Chazelle shot a tremendous amount of footage for the film (Foy recalls it as being around 1.7 million or more feet) and that means there was a significant number of scenes or storyline that didn’t make the final cut. Needless to say, Foy is completely at peace with it.

“You never know what’s going to make it into a film. That’s the thing of being an actor, once you start shooting, it’s not yours. It never was,” Foy says. “But definitely huge chunks of the movie weren’t there, but I completely see how Damien has crafted that into the film that it now is. It wouldn’t be if he’d included everything. It wouldn’t be the film that it is.

Spoiler alert: If you don’t want to know what happened to the Armstrongs after the film you should avoid the following.
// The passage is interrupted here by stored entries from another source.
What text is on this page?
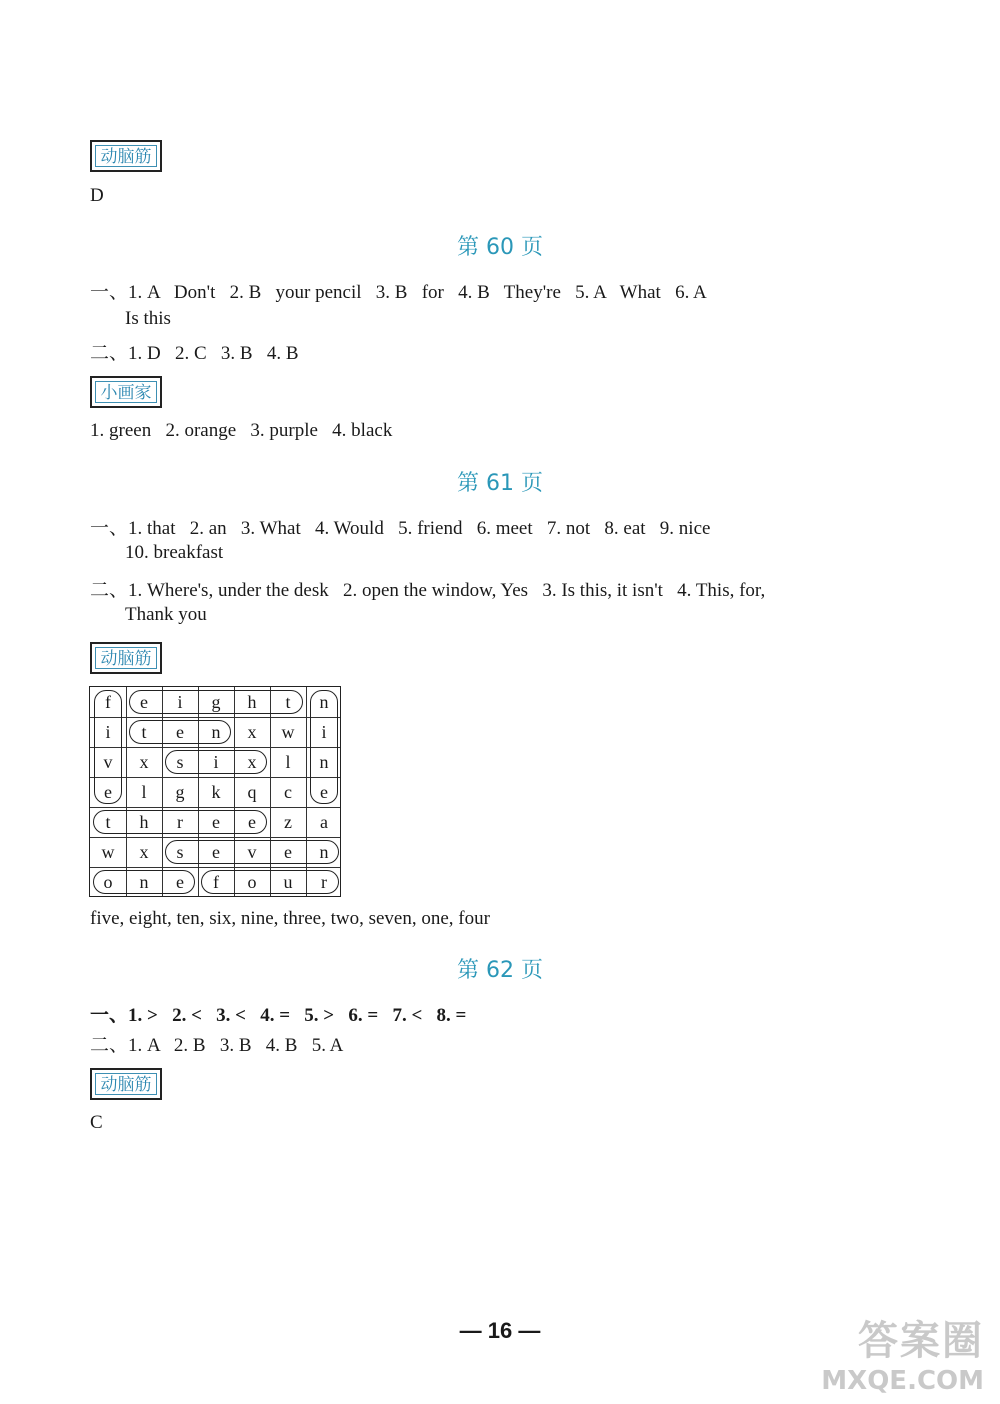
动脑筋
D
第 60 页
一、1. A   Don't   2. B   your pencil   3. B   for   4. B   They're   5. A   What   6. A
Is this
二、1. D   2. C   3. B   4. B
小画家
1. green   2. orange   3. purple   4. black
第 61 页
一、1. that   2. an   3. What   4. Would   5. friend   6. meet   7. not   8. eat   9. nice
10. breakfast
二、1. Where's, under the desk   2. open the window, Yes   3. Is this, it isn't   4. This, for,
Thank you
动脑筋
f	e	i	g	h	t	n
i	t	e	n	x	w	i
v	x	s	i	x	l	n
e	l	g	k	q	c	e
t	h	r	e	e	z	a
w	x	s	e	v	e	n
o	n	e	f	o	u	r
five, eight, ten, six, nine, three, two, seven, one, four
第 62 页
一、1. >   2. <   3. <   4. =   5. >   6. =   7. <   8. =
二、1. A   2. B   3. B   4. B   5. A
动脑筋
C
— 16 —	答案圈
MXQE.COM
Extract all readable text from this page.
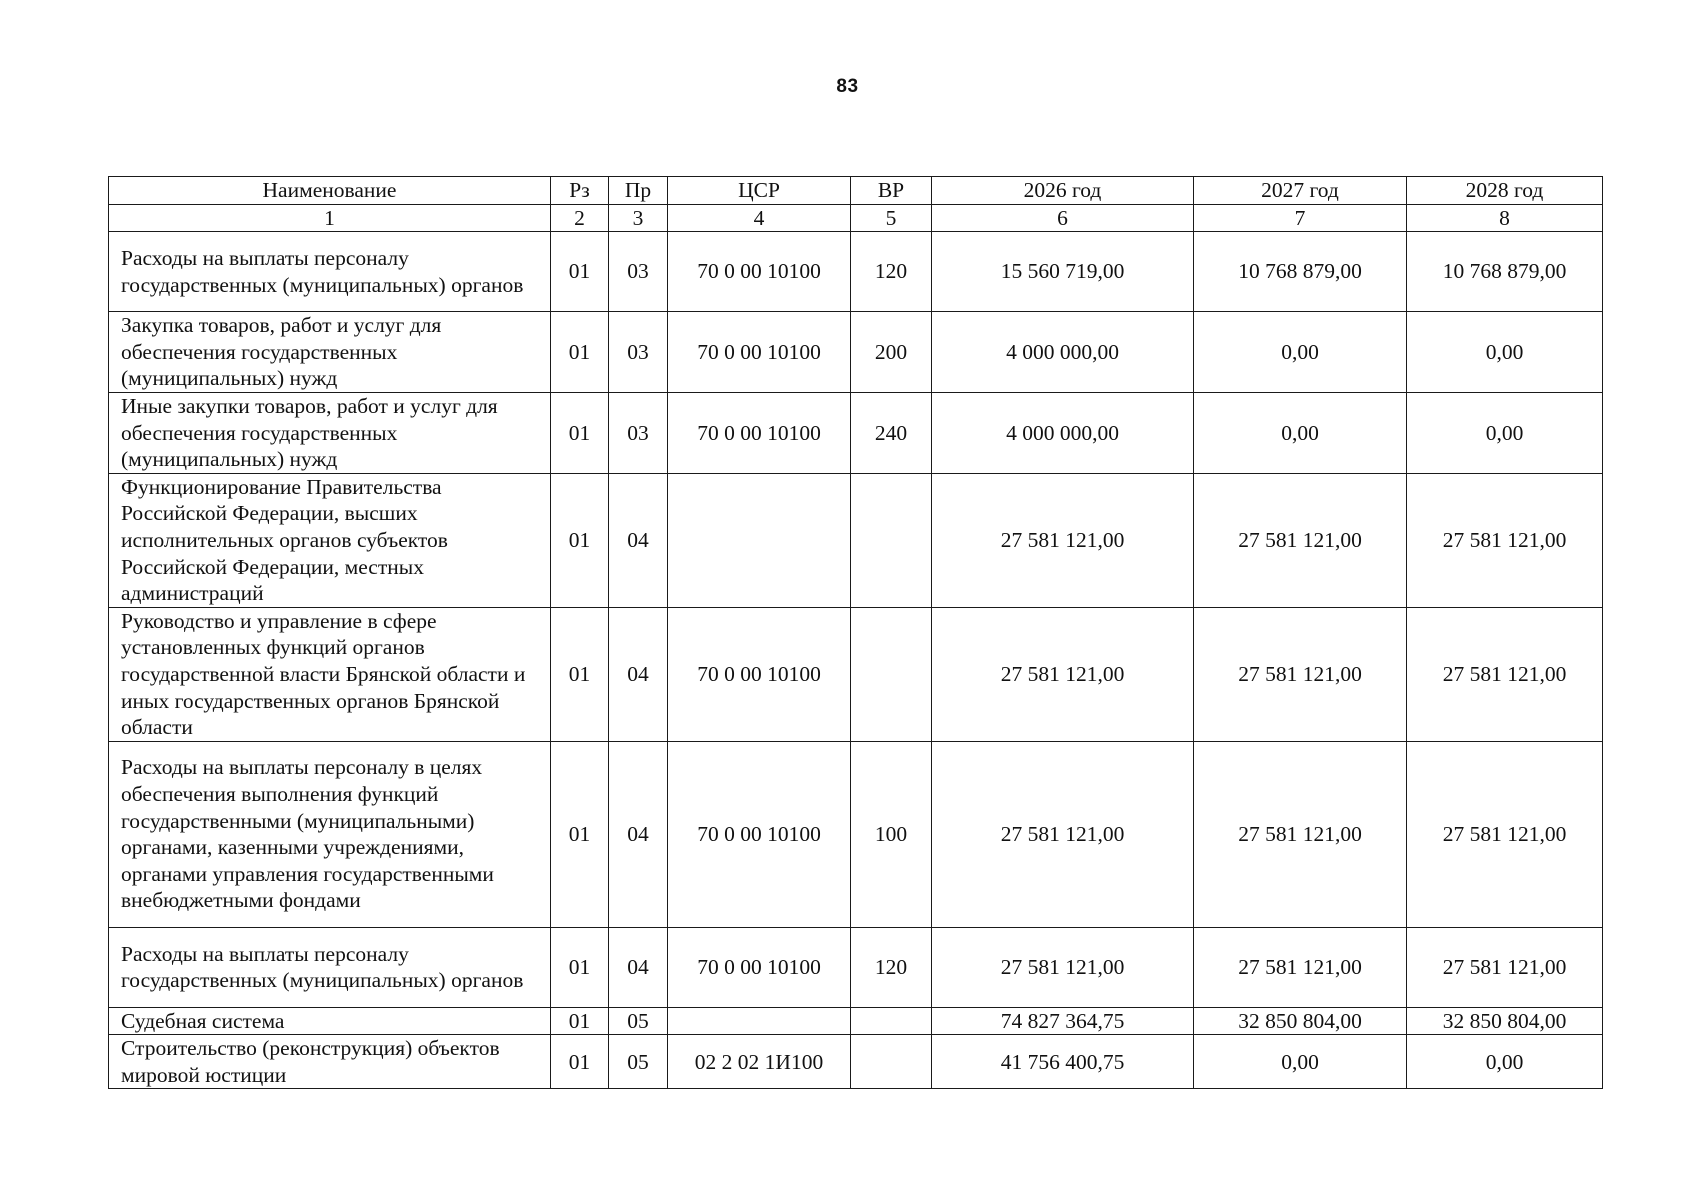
83
Наименование	Рз	Пр	ЦСР	ВР	2026 год	2027 год	2028 год
1	2	3	4	5	6	7	8
Расходы на выплаты персоналу государственных (муниципальных) органов	01	03	70 0 00 10100	120	15 560 719,00	10 768 879,00	10 768 879,00
Закупка товаров, работ и услуг для обеспечения государственных (муниципальных) нужд	01	03	70 0 00 10100	200	4 000 000,00	0,00	0,00
Иные закупки товаров, работ и услуг для обеспечения государственных (муниципальных) нужд	01	03	70 0 00 10100	240	4 000 000,00	0,00	0,00
Функционирование Правительства Российской Федерации, высших исполнительных органов субъектов Российской Федерации, местных администраций	01	04			27 581 121,00	27 581 121,00	27 581 121,00
Руководство и управление в сфере установленных функций органов государственной власти Брянской области и иных государственных органов Брянской области	01	04	70 0 00 10100		27 581 121,00	27 581 121,00	27 581 121,00
Расходы на выплаты персоналу в целях обеспечения выполнения функций государственными (муниципальными) органами, казенными учреждениями, органами управления государственными внебюджетными фондами	01	04	70 0 00 10100	100	27 581 121,00	27 581 121,00	27 581 121,00
Расходы на выплаты персоналу государственных (муниципальных) органов	01	04	70 0 00 10100	120	27 581 121,00	27 581 121,00	27 581 121,00
Судебная система	01	05			74 827 364,75	32 850 804,00	32 850 804,00
Строительство (реконструкция) объектов мировой юстиции	01	05	02 2 02 1И100		41 756 400,75	0,00	0,00
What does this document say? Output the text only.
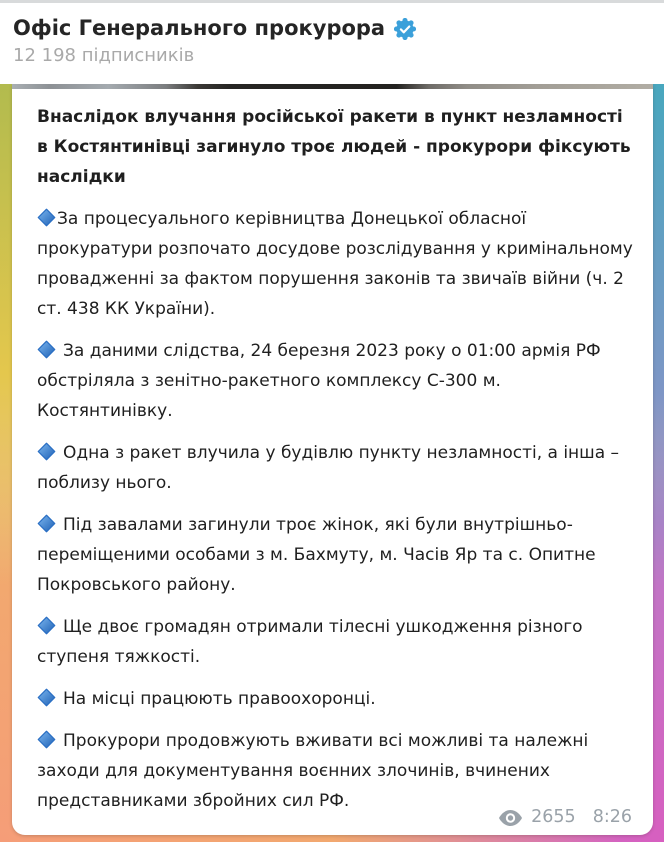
Офіс Генерального прокурора
12 198 підписників

Внаслідок влучання російської ракети в пункт незламності в Костянтинівці загинуло троє людей - прокурори фіксують наслідки

За процесуального керівництва Донецької обласної прокуратури розпочато досудове розслідування у кримінальному провадженні за фактом порушення законів та звичаїв війни (ч. 2 ст. 438 КК України).

За даними слідства, 24 березня 2023 року о 01:00 армія РФ обстріляла з зенітно-ракетного комплексу С-300 м. Костянтинівку.

Одна з ракет влучила у будівлю пункту незламності, а інша – поблизу нього.

Під завалами загинули троє жінок, які були внутрішньо-переміщеними особами з м. Бахмуту, м. Часів Яр та с. Опитне Покровського району.

Ще двоє громадян отримали тілесні ушкодження різного ступеня тяжкості.

На місці працюють правоохоронці.

Прокурори продовжують вживати всі можливі та належні заходи для документування воєнних злочинів, вчинених представниками збройних сил РФ.

2655 8:26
History tells us the lives of the Armstrong family took different paths. Knowing that outcome wasn’t something Foy thought of during the couple’s tough moments in the picture.

“I think we tried to stay very, very true to what they were experiencing at that time, and just because obviously they stayed together for kind of another 15 years after that or longer, it didn’t mean that it wasn’t difficult at other parts of their marriage,” Foy says.

That being said, the film ends with a reunion following Armstrong’s return from the moon that could be interpreted in different ways.

“I think the tendency a lot of the time with these kinds of things is to want to simply finish the film off and make it of all come together and everyone’s happy or everyone’s sad or there’s some kind of conclusion,” Foy says. “The point was there wasn’t a conclusion, they have to get on with their lives again. They’d been through something so traumatic together as a family that they had to then move on in whatever way they can. It wasn’t going to be easy to do that.”

Foy will also be seen this fall as Lisbeth Salander in “The Girl in the Spider’s Web,” but her fans, at least, are still basking in the glow of her semi-surprise Emmy win following the end of her two-year run on the crown. Olivia Coleman, who appears in “The Favourite” this fall, takes over the role of the Queen as the series takes another jump in time. As for that golden statue itself, well, Foy doesn’t actually have it at her home in London yet.

“My agent still has it in L.A. It’s much too heavy for me to take back on the airplane,” Foy says. “I’m sure he’s taking very good care of it, mind you.”

He better be.

“First Man” opens nationwide on Friday.